WEDNESDAY, JUNE 01, 2016|
Posted by: Evan Jake Goldstein
Why is is that 90% of the music The Strokes have released post-2003s Room On Fire just kind of eh? The difficult part of reviewing music like the Future Present Past EP is that I have to convey my thoughts and feelings about music that doesn't make me think or feel anything. That's the problem The Strokes are facing, they're still in the ring, but they aren't landing any blows. It could be that they set the bar too high on Is This It and Room On Fire, or that they got too big to stay in touch with their roots, or that they've gotten too old for their perpetually youthful audience. Regardless, whenever I listen to any of their later material all I can think is, "I wish I were just listening to their early stuff." Most of the time that's what I end up doing. I sit through their new stuff one or two times, maybe finding one or two decent songs, and then I inevitably go back to listening to those first two albums. There is no lasting impact to their newer material, nothing that sticks with you, nothing for you to identify with.
Check out their live performance of two of their new songs, "OBLIVIUS" and "Drag Queen" from their show last night at the Capitol Theatre...

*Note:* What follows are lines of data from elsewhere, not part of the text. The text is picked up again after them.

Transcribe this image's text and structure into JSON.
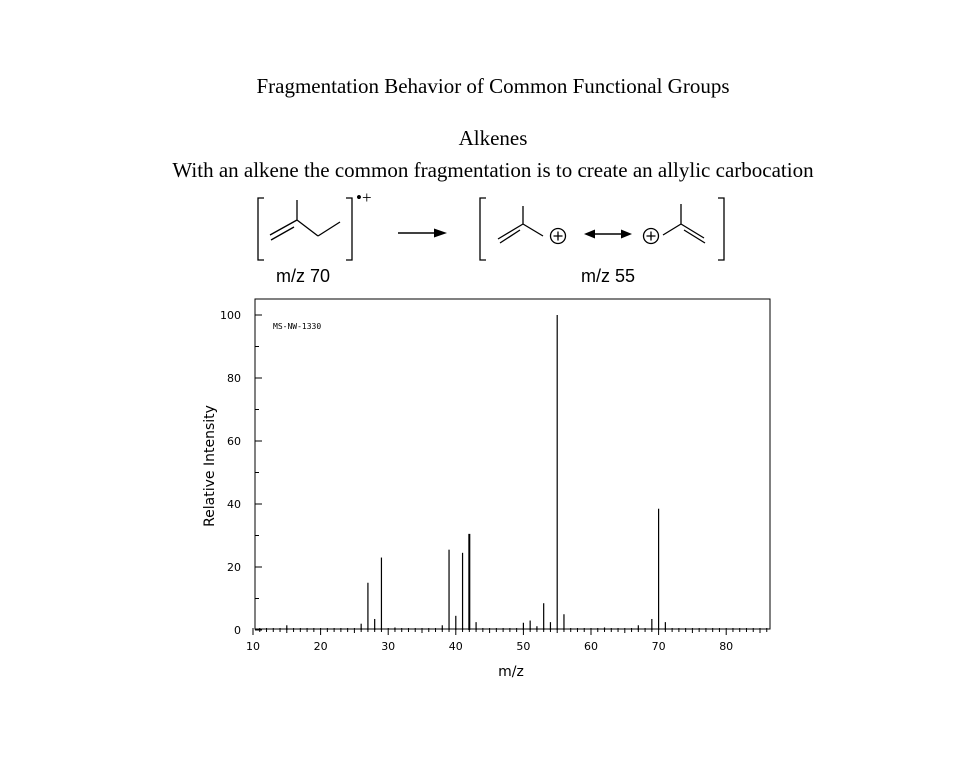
{
  "page": {
    "title": "Fragmentation Behavior of Common Functional Groups",
    "section": "Alkenes",
    "intro": "With an alkene the common fragmentation is to create an allylic carbocation"
  },
  "scheme": {
    "radical_cation_charge": "•+",
    "plus_symbol": "+",
    "label_parent": "m/z 70",
    "label_fragment": "m/z 55"
  },
  "chart_data": {
    "type": "bar",
    "id_label": "MS-NW-1330",
    "xlabel": "m/z",
    "ylabel": "Relative Intensity",
    "xlim": [
      10,
      86
    ],
    "ylim": [
      0,
      100
    ],
    "x_ticks": [
      10,
      20,
      30,
      40,
      50,
      60,
      70,
      80
    ],
    "y_ticks": [
      0,
      20,
      40,
      60,
      80,
      100
    ],
    "grid": false,
    "peaks": [
      {
        "mz": 15,
        "intensity": 1.5
      },
      {
        "mz": 26,
        "intensity": 2
      },
      {
        "mz": 27,
        "intensity": 15
      },
      {
        "mz": 28,
        "intensity": 3.5
      },
      {
        "mz": 29,
        "intensity": 23
      },
      {
        "mz": 31,
        "intensity": 0.8
      },
      {
        "mz": 38,
        "intensity": 1.5
      },
      {
        "mz": 39,
        "intensity": 25.5
      },
      {
        "mz": 40,
        "intensity": 4.5
      },
      {
        "mz": 41,
        "intensity": 24.5
      },
      {
        "mz": 42,
        "intensity": 30.5
      },
      {
        "mz": 43,
        "intensity": 2.5
      },
      {
        "mz": 50,
        "intensity": 2.3
      },
      {
        "mz": 51,
        "intensity": 3
      },
      {
        "mz": 52,
        "intensity": 1.2
      },
      {
        "mz": 53,
        "intensity": 8.5
      },
      {
        "mz": 54,
        "intensity": 2.5
      },
      {
        "mz": 55,
        "intensity": 100
      },
      {
        "mz": 56,
        "intensity": 5
      },
      {
        "mz": 62,
        "intensity": 0.8
      },
      {
        "mz": 67,
        "intensity": 1.5
      },
      {
        "mz": 69,
        "intensity": 3.5
      },
      {
        "mz": 70,
        "intensity": 38.5
      },
      {
        "mz": 71,
        "intensity": 2.5
      }
    ]
  }
}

Now watch this clip from 2001 of them performing "New York City Cops" one of the most important and controversial tracks in post 9/11 NYC, with Noel Gallagher (of Oasis) perfectly summing up just how impressive they were in the beginning.

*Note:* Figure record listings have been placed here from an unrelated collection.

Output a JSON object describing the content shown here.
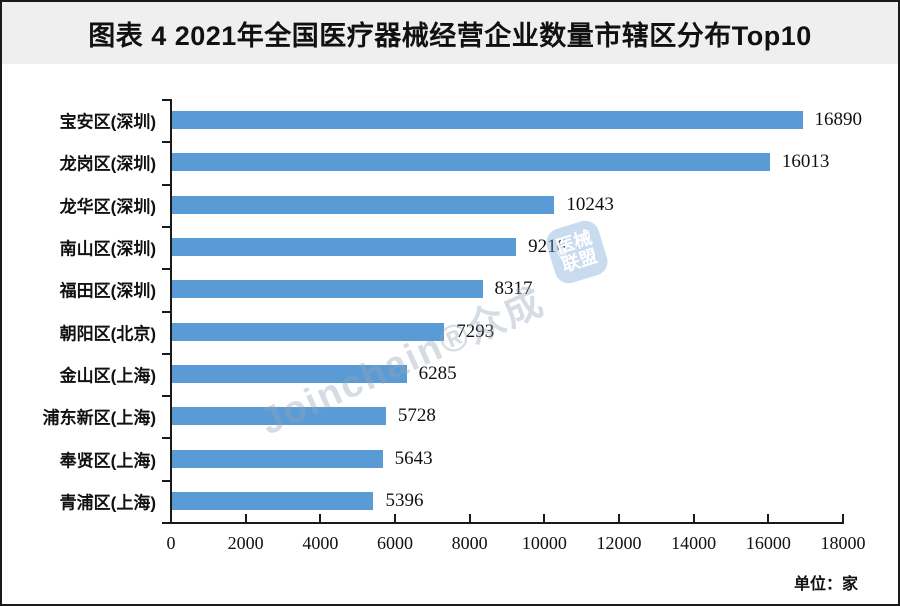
{
  "chart_data": {
    "type": "bar",
    "orientation": "horizontal",
    "title": "图表 4 2021年全国医疗器械经营企业数量市辖区分布Top10",
    "categories": [
      "宝安区(深圳)",
      "龙岗区(深圳)",
      "龙华区(深圳)",
      "南山区(深圳)",
      "福田区(深圳)",
      "朝阳区(北京)",
      "金山区(上海)",
      "浦东新区(上海)",
      "奉贤区(上海)",
      "青浦区(上海)"
    ],
    "values": [
      16890,
      16013,
      10243,
      9216,
      8317,
      7293,
      6285,
      5728,
      5643,
      5396
    ],
    "x_ticks": [
      0,
      2000,
      4000,
      6000,
      8000,
      10000,
      12000,
      14000,
      16000,
      18000
    ],
    "xlim": [
      0,
      18000
    ],
    "xlabel": "",
    "ylabel": "",
    "legend": "none",
    "grid": "off",
    "unit_label": "单位：家",
    "bar_color": "#5B9BD5",
    "axis_color": "#1a1a1a",
    "title_band_color": "#efefef"
  },
  "watermark": {
    "text": "Joinchain®众成",
    "logo_line1": "医械",
    "logo_line2": "联盟",
    "logo_at": "@"
  }
}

Something has changed, and not for the better.
That being said, I LOVE The Strokes! Their music has been an essential part of soundtrack of my youth. They're the main reason I'm going to Governor's Ball this year, and I will always credit them for their pioneering role the NYC musical renaissance of the early 2000s (along with The Yeah Yeah Yeahs and Interpol). For me, though, they've somehow already become a nostalgia act, similar to the Ramones in the 90s. That's right; I said it.